Myths, dreams, and reality of this beautiful job
What you think it is
What it really is
Expectation for results
Explaining
Business understanding
Many times data comes from complex and heterogeneous systems and this often implies lines of log files that you need to understand. Data isn’t everything; information is everything. Never forget this. Information is buried inside data and you’ll need somebody telling you where you should dig.
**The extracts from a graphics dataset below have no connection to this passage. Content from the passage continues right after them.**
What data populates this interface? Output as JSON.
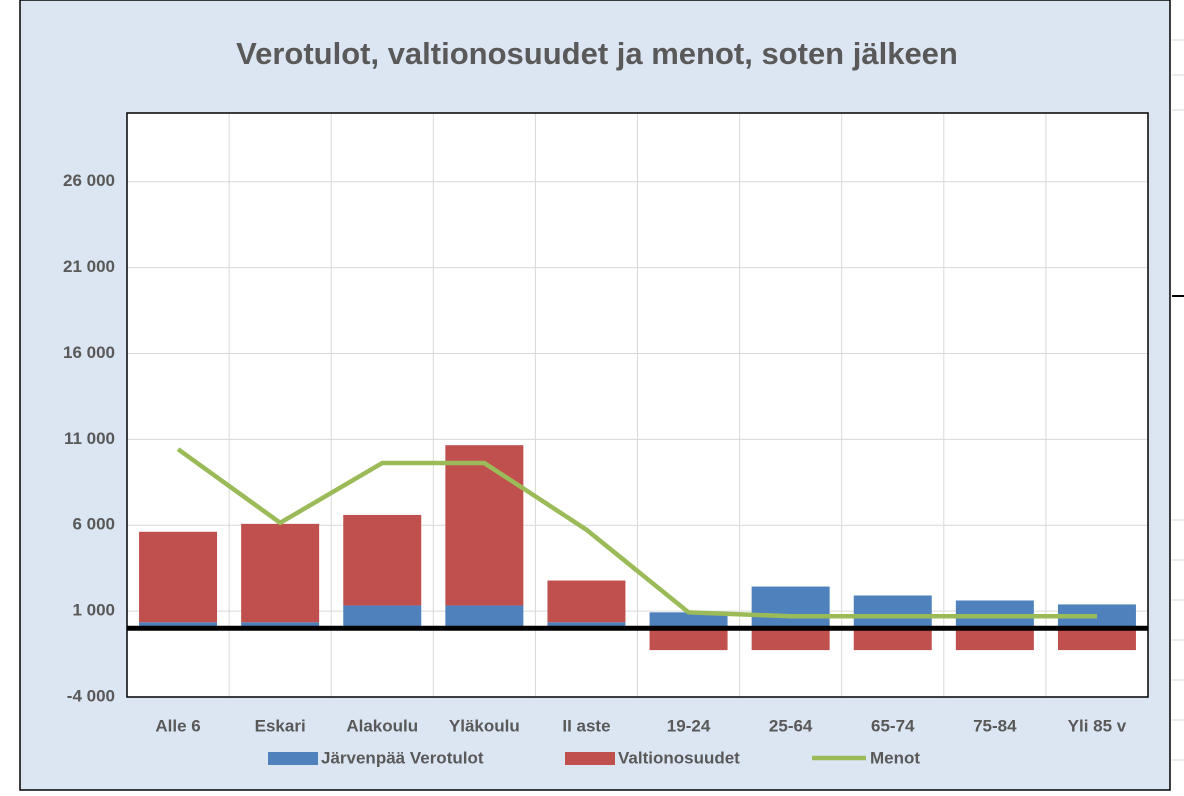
{
  "chart_data": {
    "type": "bar",
    "title": "Verotulot, valtionosuudet ja menot, soten jälkeen",
    "categories": [
      "Alle 6",
      "Eskari",
      "Alakoulu",
      "Yläkoulu",
      "II aste",
      "19-24",
      "25-64",
      "65-74",
      "75-84",
      "Yli 85 v"
    ],
    "series": [
      {
        "name": "Järvenpää Verotulot",
        "color": "#4f81bd",
        "type": "bar",
        "values": [
          350,
          350,
          1330,
          1330,
          350,
          930,
          2430,
          1910,
          1620,
          1390
        ]
      },
      {
        "name": "Valtionosuudet",
        "color": "#c0504d",
        "type": "bar",
        "values": [
          5270,
          5730,
          5270,
          9330,
          2430,
          -1270,
          -1270,
          -1270,
          -1270,
          -1270
        ]
      },
      {
        "name": "Menot",
        "color": "#9bbb59",
        "type": "line",
        "values": [
          10430,
          6140,
          9620,
          9620,
          5740,
          930,
          700,
          700,
          700,
          700
        ]
      }
    ],
    "stacked": true,
    "ylim": [
      -4000,
      30000
    ],
    "yticks": [
      {
        "value": -4000,
        "label": "-4 000"
      },
      {
        "value": 1000,
        "label": "1 000"
      },
      {
        "value": 6000,
        "label": "6 000"
      },
      {
        "value": 11000,
        "label": "11 000"
      },
      {
        "value": 16000,
        "label": "16 000"
      },
      {
        "value": 21000,
        "label": "21 000"
      },
      {
        "value": 26000,
        "label": "26 000"
      }
    ],
    "grid": true,
    "legend": "bottom"
  }
}
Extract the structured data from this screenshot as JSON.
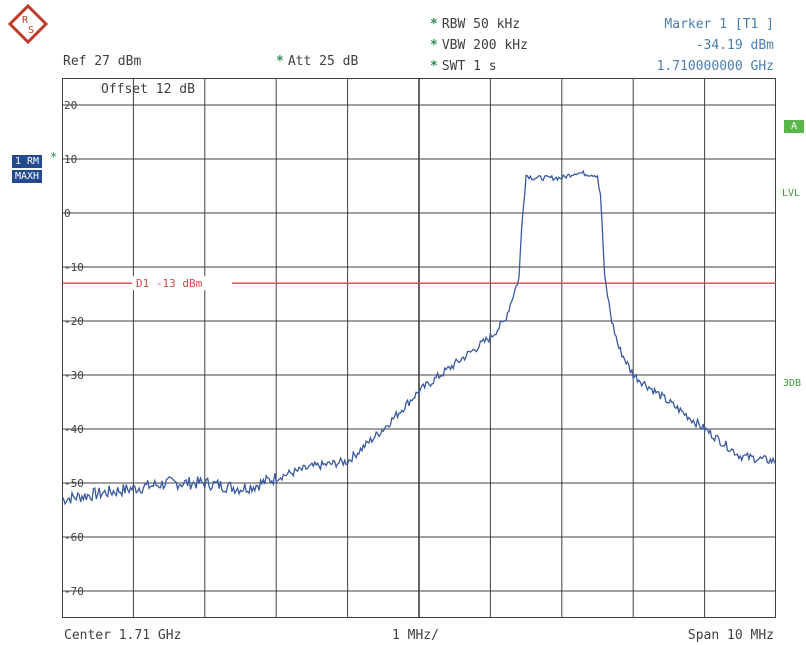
{
  "logo": {
    "text": "R&S",
    "letters": [
      "R",
      "S"
    ]
  },
  "settings": {
    "rbw": "RBW  50 kHz",
    "vbw": "VBW  200 kHz",
    "swt": "SWT  1 s",
    "att": "Att   25 dB",
    "ref": "Ref   27 dBm",
    "offset": "Offset   12 dB"
  },
  "marker": {
    "title": "Marker 1 [T1 ]",
    "level": "-34.19 dBm",
    "frequency": "1.710000000 GHz"
  },
  "trace_badges": {
    "rm": "1 RM",
    "maxh": "MAXH"
  },
  "right_labels": {
    "a": "A",
    "lvl": "LVL",
    "3db": "3DB"
  },
  "footer": {
    "center": "Center  1.71 GHz",
    "div": "1 MHz/",
    "span": "Span  10 MHz"
  },
  "colors": {
    "trace": "#3a5aa0",
    "limit_line": "#d24848",
    "grid": "#404040",
    "settings_star": "#2e8b57",
    "marker_text": "#4a7fb0"
  },
  "chart_data": {
    "type": "line",
    "title": "",
    "xlabel": "",
    "ylabel": "",
    "x_center_ghz": 1.71,
    "span_mhz": 10,
    "x_unit": "MHz offset from center",
    "xlim": [
      -5,
      5
    ],
    "ylim": [
      -75,
      25
    ],
    "y_ticks": [
      20,
      10,
      0,
      -10,
      -20,
      -30,
      -40,
      -50,
      -60,
      -70
    ],
    "y_tick_labels": [
      "20",
      "10",
      "0",
      "-10",
      "-20",
      "-30",
      "-40",
      "-50",
      "-60",
      "-70"
    ],
    "grid": true,
    "limit_line": {
      "label": "D1 -13 dBm",
      "value": -13
    },
    "series": [
      {
        "x": [
          -5.0,
          -4.5,
          -4.0,
          -3.5,
          -3.0,
          -2.5,
          -2.3,
          -2.0,
          -1.5,
          -1.0,
          -0.5,
          0.0,
          0.5,
          1.0,
          1.2,
          1.4,
          1.45,
          1.5,
          1.6,
          1.8,
          2.0,
          2.2,
          2.5,
          2.55,
          2.6,
          2.7,
          2.8,
          3.0,
          3.5,
          4.0,
          4.5,
          5.0
        ],
        "y": [
          -53,
          -52,
          -51,
          -50,
          -50,
          -51,
          -50.5,
          -49,
          -47,
          -46,
          -40,
          -33,
          -28,
          -23,
          -20,
          -12,
          0,
          7,
          6.5,
          6.5,
          6.5,
          7.5,
          7,
          2,
          -12,
          -20,
          -25,
          -30,
          -35,
          -40,
          -45,
          -46
        ]
      }
    ]
  }
}
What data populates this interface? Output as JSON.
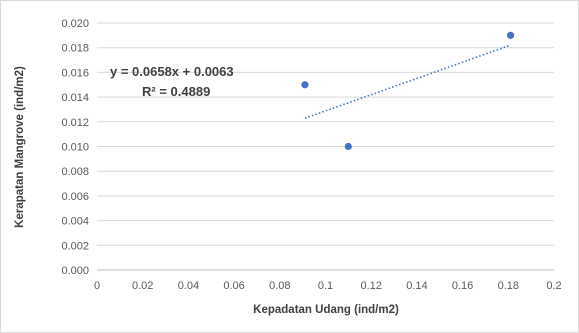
{
  "chart_data": {
    "type": "scatter",
    "xlabel": "Kepadatan Udang (ind/m2)",
    "ylabel": "Kerapatan Mangrove (ind/m2)",
    "xlim": [
      0,
      0.2
    ],
    "ylim": [
      0,
      0.02
    ],
    "x_ticks": [
      "0",
      "0.02",
      "0.04",
      "0.06",
      "0.08",
      "0.1",
      "0.12",
      "0.14",
      "0.16",
      "0.18",
      "0.2"
    ],
    "y_ticks": [
      "0.000",
      "0.002",
      "0.004",
      "0.006",
      "0.008",
      "0.010",
      "0.012",
      "0.014",
      "0.016",
      "0.018",
      "0.020"
    ],
    "grid": "horizontal",
    "legend": "none",
    "series": [
      {
        "points": [
          {
            "x": 0.091,
            "y": 0.015
          },
          {
            "x": 0.11,
            "y": 0.01
          },
          {
            "x": 0.181,
            "y": 0.019
          }
        ]
      }
    ],
    "trendline": {
      "type": "linear",
      "slope": 0.0658,
      "intercept": 0.0063,
      "x_range": [
        0.091,
        0.181
      ],
      "style": "dotted"
    },
    "annotations": {
      "equation": "y = 0.0658x + 0.0063",
      "r_squared": "R² = 0.4889"
    },
    "colors": {
      "marker": "#4472c4",
      "trendline": "#4472c4",
      "grid": "#d9d9d9",
      "text": "#595959"
    }
  }
}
The larger the company, the more difficult it is to find the right people to interview and when you finally make it, their answers will generate more questions and these people may not have enough time for you and your “nerdy stuff”.
Data visualization
You’ll find yourself using data visualization more often than you would have ever imagined. Charts, slides and other graphical tools will be like silver bullets in your shotgun. Maybe you have magic formulas in your mind, graphs and so on. Forget about them. Data Science is told by graphical representations and it’s often difficult to find the proper visualization technique suitable for your audience.
Deadlines
There they are. We are slaves in a world of deadlines and expectations. When you were a software engineer you had milestones in your plan and you weren’t allowed to delay a second. In Data Science, things aren’t easier.
There are deadlines and milestones even in Data Science, and there is a great difficulty inside them: Data Science is something very close to academic research, so it doesn’t fit well in the classical, waterfall ITC project management style. Instead, some Agile framework (e.g. Scrum or Kanban) should work well, due to its physiological ability to quickly adapt to changes. But Agile is difficult to teach to managers. It can give them the false idea that there’s no clear delivery date and this is very difficult to accept by companies.
Algorithms and programming
And finally, the fun part. Python, R, Knime, reading scientific papers, optimization algorithms, cross-validation and so on. The technical and nerdy real fun is a very small part of the work and it takes very little time in the whole project lifetime. Maybe you have already lost enthusiasm in the previous phases before writing your first line of code and things no longer seem as funny as you thought at the beginning.
What’s the best way to do Data Science?
According to my experience, I can answer with a single word: Agile. There’s no need to perform all the business understanding part before writing your first Python code line. Start with a simple business understanding of a small piece of data, explore it, visualize it and begin with a simple model. Create the first, quantifiable results week by week keeping your customers constantly engaged in the process. Deliver small results with a constant delivery rate and, please, don’t fall into the waterfall trap.
Simplicity is the key. Never forget it. Start with the simplest things possible and add a small piece of complexity only if needed.
There’s a psychological sense of relief in constant, small results and this is another weapon you have to use if you want to survive in the jungle of companies’ deadlines and business processes. In this way, every colleague of yours who is committed to your project will feel your difficulties and start to understand how difficult Data Science is.
Remember, companies still think about Data Science as an ITC branch; they are not completely wrong, but they shouldn’t expect you to follow the waterfall approach. So, you have to suffer the struggle to guide your company toward an Agile way of thinking.
Concerning the explanation part of the job, I prefer to start with the simplest machine learning model possible: k-nearest neighbors. It’s very easy to understand. You only need paper, a pencil and a Cartesian plane with some points drawn on it. That’s it. If it produces very nice results, everybody will finally see you like the great business partner you think you are.
If KNN doesn’t work, then you can use regressions and decision trees (random forests, gradient boosted tree classifiers and so on), which are very easy to explain, or Bayesian networks, which have a very useful graphical representation.
Finally, visualize. Visualize everything. Ask your boss to buy you a course in data visualization, learn as much as possible about the best visualization techniques and, please, remember to avoid pie charts. They are pretty useless and misleading. If you provide a simple scatter or bar plot, people will catch all the relevant information.
Simple results are the best ones. Some days ago, my team and I presented some results about a time series analysis using only three slides: high-level KPIs describing the business phenomenon, a confusion matrix and some performance metrics. Our audience was enthusiastic since the first slide, only because we started with clear numbers explaining the business in a simple way. In many situations, a small building block can really save your life.
Conclusions
Data Science is an exciting job, but it can be very difficult to perform if you speak to a non-technical audience. Data and business are intimately related to each other and you must remember this point when you work with business-oriented people. The only way to survive is to find a middle point between a data-driven bottom-up approach and a business-driven top-down approach.
Finally, as Data Science is hard and time-consuming, delivering small results with a constant delivery rate is the only way you can keep your customers engaged.